A rally of supporters of a public health plan are expected to convene outside the San Diego Convention Center as they did in San Francisco last year. This will make for an interesting mix as attendees try to make they way from area hotels to the Convention Center.

I will be Tweeting live from AHIP and hope to to post a few blogs about the day.

AHIP Offers Individal Health Proposals

This was an interesting news day. First, I saw an article on insurancenewsnet.com about a report from America‘s Health Insurance Plans (AHIP) that said the insurance industry trade group had found that health care coverage is more accessible and affordable than is widely known. The survey they conducted was said to have found that premiums are affordable, most who applied were offered coverage, and that consumers have access to a wide variety of benefit options to meet their individual needs.

OK, I thought, this is some good news for all those people who are looking for individual health coverage and for the industry. Now maybe there is no need for states to pass legislation to require carriers to issue policies to anyone who applies potentially creating another layer of bureaucracy like Massachusetts has created, and the potential for reduced competition because many carriers may simply choose not to do business in those states.

Then the second article hit my in box. Again it involved AHIP. This one appeared in the New York Times with the lead: “Acknowledging that too many people simply cannot obtain health insurance on their own, the insurance industry plans on Wednesday to propose a series of steps the companies say would let more individuals, even those who have health problems, obtain coverage.”

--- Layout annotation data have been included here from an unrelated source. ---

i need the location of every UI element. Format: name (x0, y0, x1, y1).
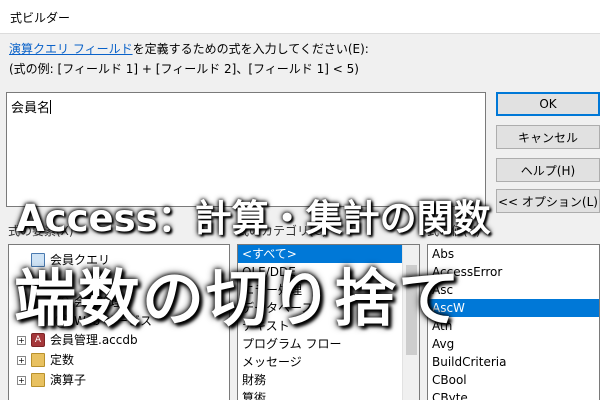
instruction-text: 演算クエリ フィールドを定義するための式を入力してください(E): (9, 40, 369, 58)
overlay-subtitle: Access：計算・集計の関数 (16, 197, 491, 240)
instruction-label: を定義するための式を入力してください(E): (132, 42, 369, 56)
window-title: 式ビルダー (10, 11, 71, 25)
expand-icon[interactable]: + (17, 355, 26, 365)
expand-icon[interactable]: + (17, 375, 26, 385)
list-item-value[interactable]: CBool (428, 371, 599, 389)
ok-button[interactable]: OK (496, 92, 600, 116)
folder-icon (31, 353, 45, 367)
list-item-category[interactable]: メッセージ (238, 353, 419, 371)
expression-value: 会員名 (11, 101, 51, 116)
options-button[interactable]: << オプション(L) (496, 189, 600, 213)
calculated-field-link[interactable]: 演算クエリ フィールド (9, 42, 133, 56)
text-caret (50, 100, 52, 114)
list-item-category[interactable]: 財務 (238, 371, 419, 389)
overlay-title: 端数の切り捨て (14, 262, 463, 335)
list-item-value[interactable]: CByte (428, 389, 599, 400)
folder-icon (31, 373, 45, 387)
tree-item-operators[interactable]: + 演算子 (17, 371, 86, 389)
expression-example: (式の例: [フィールド 1] + [フィールド 2]、[フィールド 1] < … (9, 62, 359, 76)
list-item-value[interactable]: BuildCriteria (428, 353, 599, 371)
title-bar: 式ビルダー (0, 0, 600, 34)
help-button[interactable]: ヘルプ(H) (496, 158, 600, 182)
cancel-button[interactable]: キャンセル (496, 125, 600, 149)
list-item-category[interactable]: 算術 (238, 389, 419, 400)
tree-item-constants[interactable]: + 定数 (17, 351, 74, 369)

What? I thought I had just read that everything was OK and that most everyone who wanted insurance was able to buy it. What is going on here?

It seems that the AHIP is trying to get out in front of this issue by developing proposals that would make it harder for insurers to cancel policies or deny coverage to people with pre-existing medical conditions. They also say that they want to limit the premiums that could be charged for such people. In turn, the trade group called on states to provide individual coverage for people who were likely to incur very high medical bills.

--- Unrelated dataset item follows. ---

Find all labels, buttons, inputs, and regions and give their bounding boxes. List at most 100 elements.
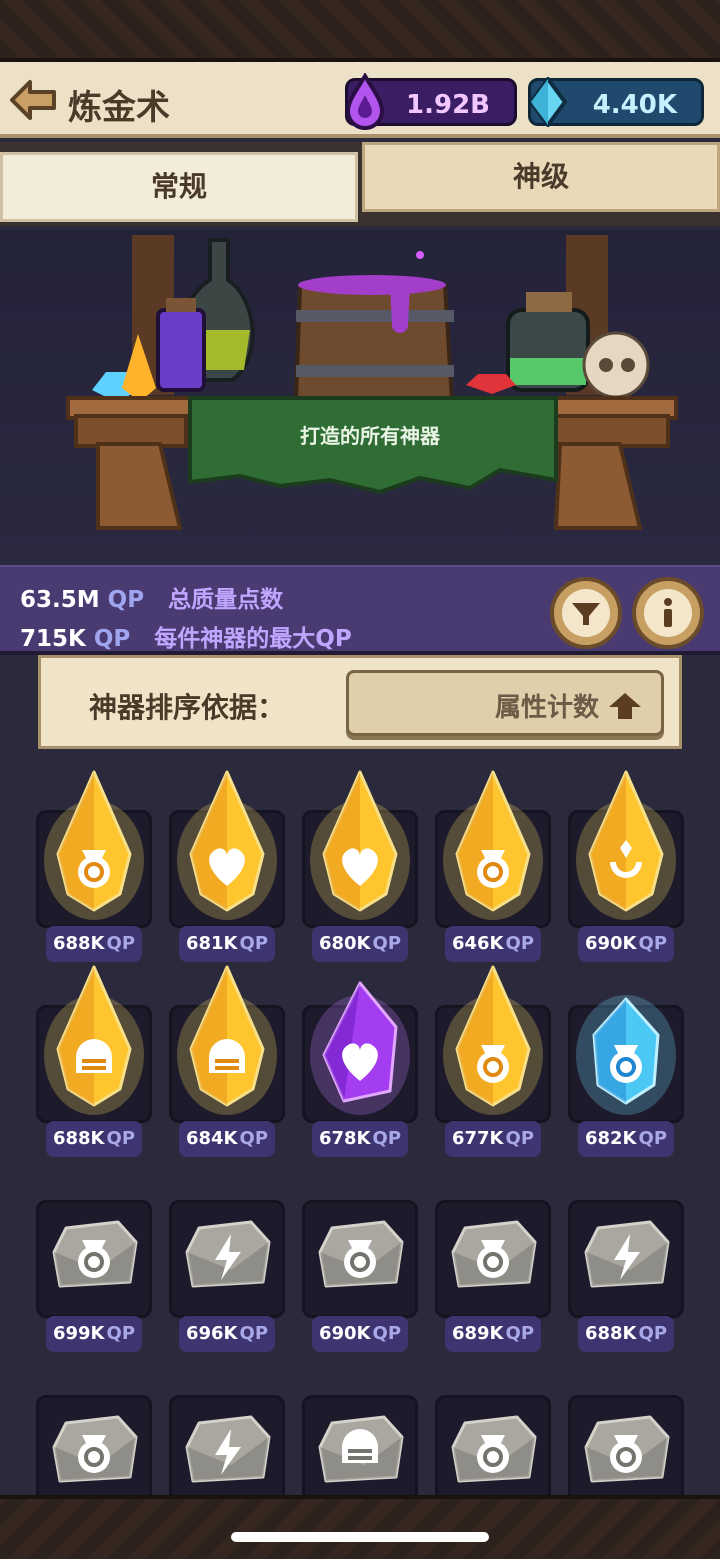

This is all apparently geared toward taking the wind out of the sails of politicians who are happy to vilify the insurance industry making them the culprits for the fact that some 47 million American do not have health insurance coverage.

Not a bad approach AHIP. While I am still confused by the mixed messages you sent today, I do think that it was the right move to acknowledge that there are problems inherent in the current individual health insurance market and to ask for the state’s to help jointly develop a solution with the industry rather than provoke an adversarial situation.

Could an a Medicare Advantage type program for non-Medicare individuals be in the future?